Nextbit’s New Robin Phone Gets Close to the Cloud

Optimal storage capabilities with integration of the cloud into the OS

Mobile phones have come a long way since the 2000s (just take a look at our hands-on review of the Nokia E70 in 2006). More than a decade later, as smartphones have undeniably become daily essential tool in our lives, it feels like we’re reaching the point of diminishing returns in terms of software and hardware from the major tech behemoths, with focus on incremental improvements. It’s devices from start-ups, like Monohm’s stone-shaped Runcible (with planned non-obsolescence) to Sesame’s touch-free smartphone for those with physical disabilities, that are stoking the fire for innovation in the mobile phone world. Today, the Robin device from Nextbit joins the line-up as an Android smartphone that integrates the cloud directly into the OS and intelligently manages your storage. With this “cloud-first” mindset, the Robin—which launches on Kickstarter today—has 32GB of offline storage and 100GB of online storage.

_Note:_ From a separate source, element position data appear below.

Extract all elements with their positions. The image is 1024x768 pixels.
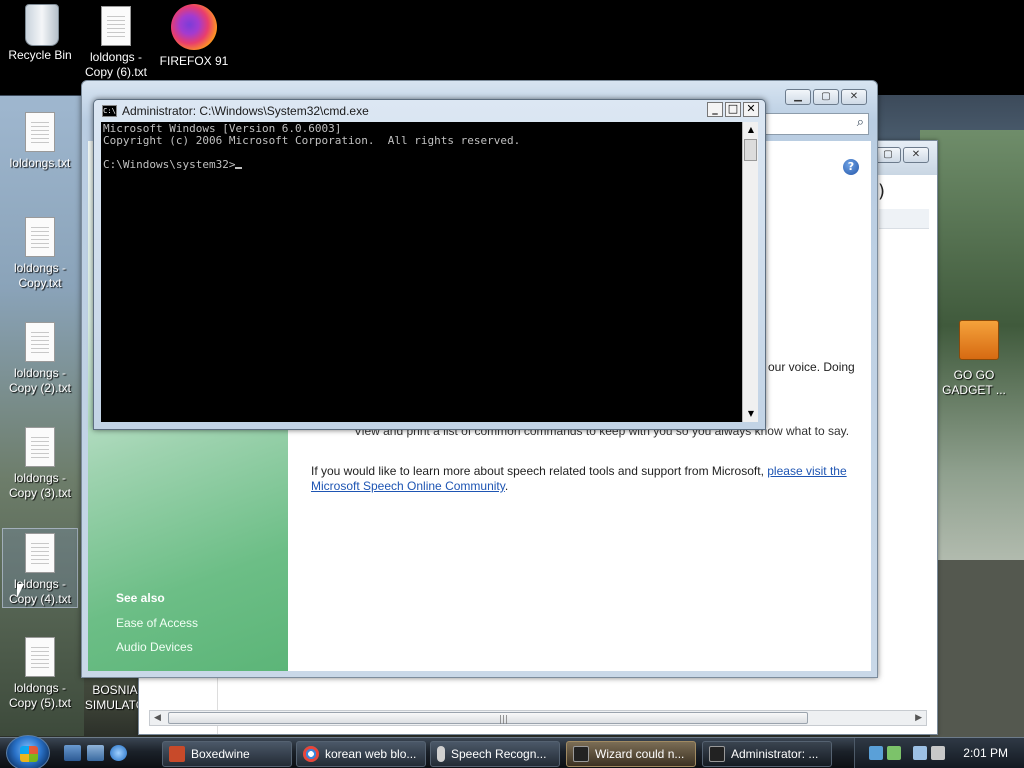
cmd-icon <box>709 746 725 762</box>
link-ease-of-access[interactable]: Ease of Access <box>116 616 198 630</box>
windows-logo-icon <box>20 746 38 762</box>
desktop-icon-loldongs-copy[interactable]: loldongs - Copy.txt <box>2 217 78 291</box>
desktop-icon-loldongs-copy-2[interactable]: loldongs - Copy (2).txt <box>2 322 78 396</box>
scroll-down-icon[interactable]: ▼ <box>743 406 759 422</box>
close-button[interactable]: ✕ <box>841 89 867 105</box>
close-button[interactable]: ✕ <box>743 102 759 117</box>
horizontal-scrollbar[interactable]: ◀ ||| ▶ <box>149 710 927 726</box>
taskbar-button-label: Speech Recogn... <box>451 747 547 761</box>
briefcase-icon <box>959 320 999 360</box>
body-text-fragment: our voice. Doing <box>768 360 855 374</box>
scroll-right-icon[interactable]: ▶ <box>915 713 922 723</box>
window-title: Administrator: C:\Windows\System32\cmd.e… <box>122 104 369 118</box>
volume-muted-icon[interactable] <box>931 746 945 760</box>
microphone-icon <box>437 746 445 762</box>
mouse-pointer <box>17 584 24 598</box>
desktop-icon-loldongs-copy-6[interactable]: loldongs - Copy (6).txt <box>78 6 154 80</box>
desktop-icon-label: GO GO GADGET ... <box>942 368 1006 397</box>
taskbar-button-administrator[interactable]: Administrator: ... <box>702 741 832 767</box>
cmd-icon: C:\ <box>102 105 117 117</box>
minimize-button[interactable]: _ <box>707 102 723 117</box>
taskbar-button-browser[interactable]: korean web blo... <box>296 741 426 767</box>
desktop-icon-label: loldongs - Copy (2).txt <box>8 366 71 395</box>
boxedwine-icon <box>169 746 185 762</box>
taskbar: Boxedwine korean web blo... Speech Recog… <box>0 735 1024 768</box>
window-title-bar[interactable]: C:\ Administrator: C:\Windows\System32\c… <box>102 103 369 119</box>
taskbar-button-label: Administrator: ... <box>731 747 819 761</box>
desktop-icon-gadget[interactable]: GO GO GADGET ... <box>936 320 1012 398</box>
desktop-icon-label: loldongs - Copy (3).txt <box>8 471 71 500</box>
desktop-icon-label: Recycle Bin <box>8 48 72 62</box>
maximize-button[interactable]: ▢ <box>875 147 901 163</box>
text-file-icon <box>25 533 55 573</box>
taskbar-button-boxedwine[interactable]: Boxedwine <box>162 741 292 767</box>
console-line: Copyright (c) 2006 Microsoft Corporation… <box>103 134 521 147</box>
desktop-icon-loldongs-copy-3[interactable]: loldongs - Copy (3).txt <box>2 427 78 501</box>
scroll-thumb[interactable]: ||| <box>168 712 808 725</box>
scroll-thumb[interactable] <box>744 139 757 161</box>
console-prompt-line: C:\Windows\system32> <box>103 159 740 171</box>
desktop-icon-label: loldongs.txt <box>9 156 71 170</box>
text-file-icon <box>25 637 55 677</box>
window-text-fragment: ) <box>877 181 885 202</box>
taskbar-button-label: Boxedwine <box>191 747 250 761</box>
desktop-icon-loldongs[interactable]: loldongs.txt <box>2 112 78 171</box>
learn-more-text: If you would like to learn more about sp… <box>311 464 764 478</box>
body-text-learn-more: If you would like to learn more about sp… <box>311 464 871 494</box>
taskbar-button-label: Wizard could n... <box>595 747 685 761</box>
maximize-button[interactable]: ▢ <box>813 89 839 105</box>
scroll-up-icon[interactable]: ▲ <box>743 122 759 138</box>
start-button[interactable] <box>6 735 50 768</box>
desktop-icon-loldongs-copy-4[interactable]: loldongs - Copy (4).txt <box>2 528 78 608</box>
firefox-icon <box>171 4 217 50</box>
text-file-icon <box>25 112 55 152</box>
wallpaper-road <box>930 560 1024 740</box>
network-icon[interactable] <box>869 746 883 760</box>
system-tray: 2:01 PM <box>854 738 1024 768</box>
cmd-icon <box>573 746 589 762</box>
taskbar-button-wizard[interactable]: Wizard could n... <box>566 741 696 767</box>
text-file-icon <box>25 322 55 362</box>
taskbar-button-label: korean web blo... <box>325 747 417 761</box>
text-file-icon <box>25 217 55 257</box>
search-icon[interactable]: ⌕ <box>857 115 864 130</box>
text-file-icon <box>101 6 131 46</box>
desktop-icon-firefox[interactable]: FIREFOX 91 <box>156 4 232 69</box>
scroll-left-icon[interactable]: ◀ <box>154 713 161 723</box>
recycle-bin-icon <box>25 4 59 46</box>
clock[interactable]: 2:01 PM <box>963 746 1008 760</box>
minimize-button[interactable]: ▁ <box>785 89 811 105</box>
text-cursor <box>235 167 243 169</box>
desktop-icon-loldongs-copy-5[interactable]: loldongs - Copy (5).txt <box>2 637 78 711</box>
close-button[interactable]: ✕ <box>903 147 929 163</box>
vertical-scrollbar[interactable]: ▲ ▼ <box>742 122 758 422</box>
window-header-band <box>879 209 929 229</box>
desktop-icon-label: loldongs - Copy.txt <box>13 261 67 290</box>
switch-windows-icon[interactable] <box>87 745 104 761</box>
link-audio-devices[interactable]: Audio Devices <box>116 640 198 654</box>
display-icon[interactable] <box>913 746 927 760</box>
help-icon[interactable]: ? <box>843 159 859 175</box>
cmd-window[interactable]: C:\ Administrator: C:\Windows\System32\c… <box>93 99 766 430</box>
see-also-heading: See also <box>116 591 165 605</box>
desktop-icon-label: loldongs - Copy (4).txt <box>8 577 71 606</box>
text-file-icon <box>25 427 55 467</box>
search-input[interactable]: ⌕ <box>762 113 869 135</box>
maximize-button[interactable]: □ <box>725 102 741 117</box>
tray-app-icon[interactable] <box>887 746 901 760</box>
desktop-icon-label: loldongs - Copy (5).txt <box>8 681 71 710</box>
desktop-icon-label: FIREFOX 91 <box>159 54 229 68</box>
period: . <box>504 479 509 493</box>
show-desktop-icon[interactable] <box>64 745 81 761</box>
desktop-icon-label: loldongs - Copy (6).txt <box>84 50 147 79</box>
console-prompt: C:\Windows\system32> <box>103 158 236 171</box>
desktop-icon-recycle-bin[interactable]: Recycle Bin <box>2 4 78 63</box>
taskbar-button-speech[interactable]: Speech Recogn... <box>430 741 560 767</box>
chrome-icon <box>303 746 319 762</box>
internet-explorer-icon[interactable] <box>110 745 127 761</box>
console-output[interactable]: Microsoft Windows [Version 6.0.6003] Copy… <box>101 122 742 422</box>
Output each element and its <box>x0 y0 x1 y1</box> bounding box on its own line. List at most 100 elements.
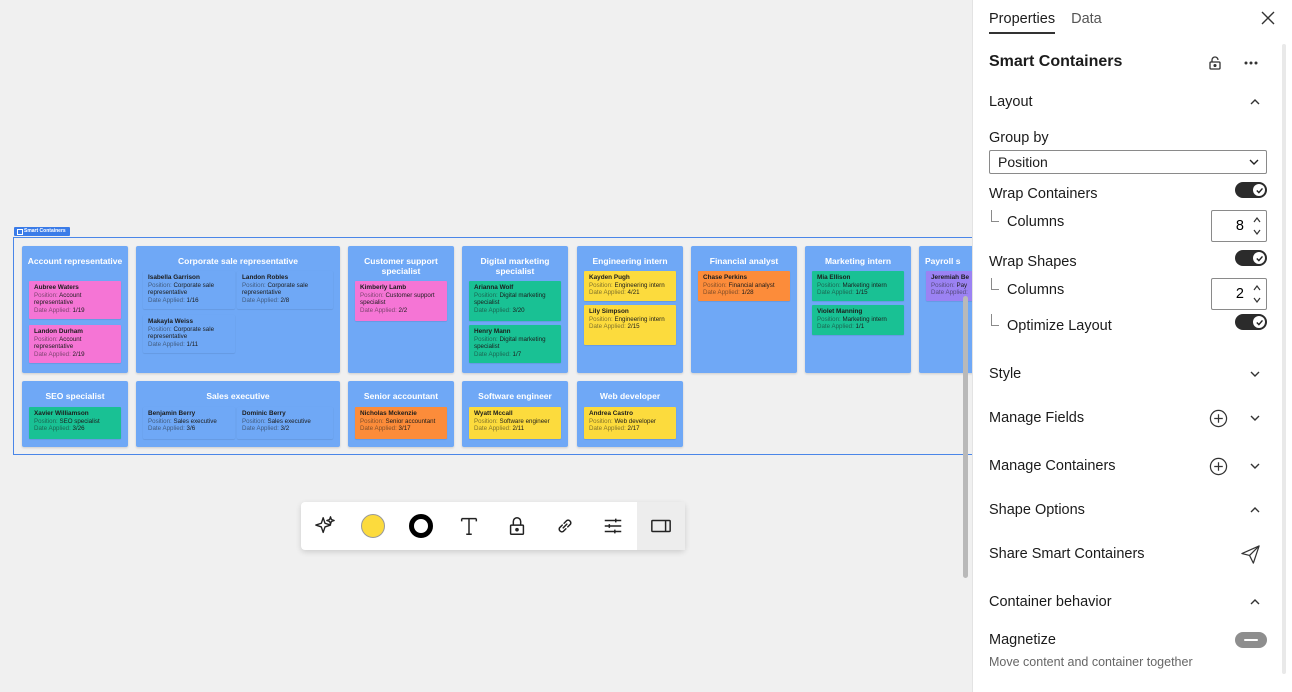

Nextbit was founded in 2012 by Tom Moss and Mike Chan, who both worked on the Android team at Google. To develop Robin’s outer look, they hired former HTC design lead Scott Croyle to be their Chief Design and Product Officer. “Our brand is about simplicity and rebellion,” Croyle tells CH during a demo of the Robin prototype (noticeably, he was wearing teal Adidas sneakers that matched the phone’s minty colorway).

Robin is available directly to the customer, not sold through a carrier, so it comes unlocked and with zero bloatware—no third party apps to delete upon unboxing. The phone’s most distinguishing factor is its cloud integration and smart storage software. Photos and apps are backed up to the cloud regularly, and once your phone starts running out of space, Robin will use its knowledge of how you use the phone to offload the photos and apps you haven’t used in a while—and if they’re needed, a simple tap brings them back right away. That dreaded “Storage Almost Full” message—which always seems to pop-up at the most inconvenient times—can be banished forever.

“It’s your phone, do what you want with it. If you remove our custom operating system and install stock Android, we’ll still honor your warranty,” says Moss when asked what happens if a customer likes the phone, but not the software solution. This intensely customer-centric point of view is a refreshing focus given their limited resources as a start-up. And having spent a little time with the device, we found hard to consider wanting to remove its simple user experience anyway.

Overall, the Robin looks like it’s actually taking advantage of the major leaps in cloud technology over the past few years—the first of, hopefully, more cloud-based phones to come. Plus it’s leveraging the commoditization of processors, screens and components to bring a premium feeling phone to market at a reasonable price.

Nextbit’s Kickstarter campaign launches today; the first 1000 backers can reserve the phone for $299 (a $100 discount) with expected delivery in February 2016.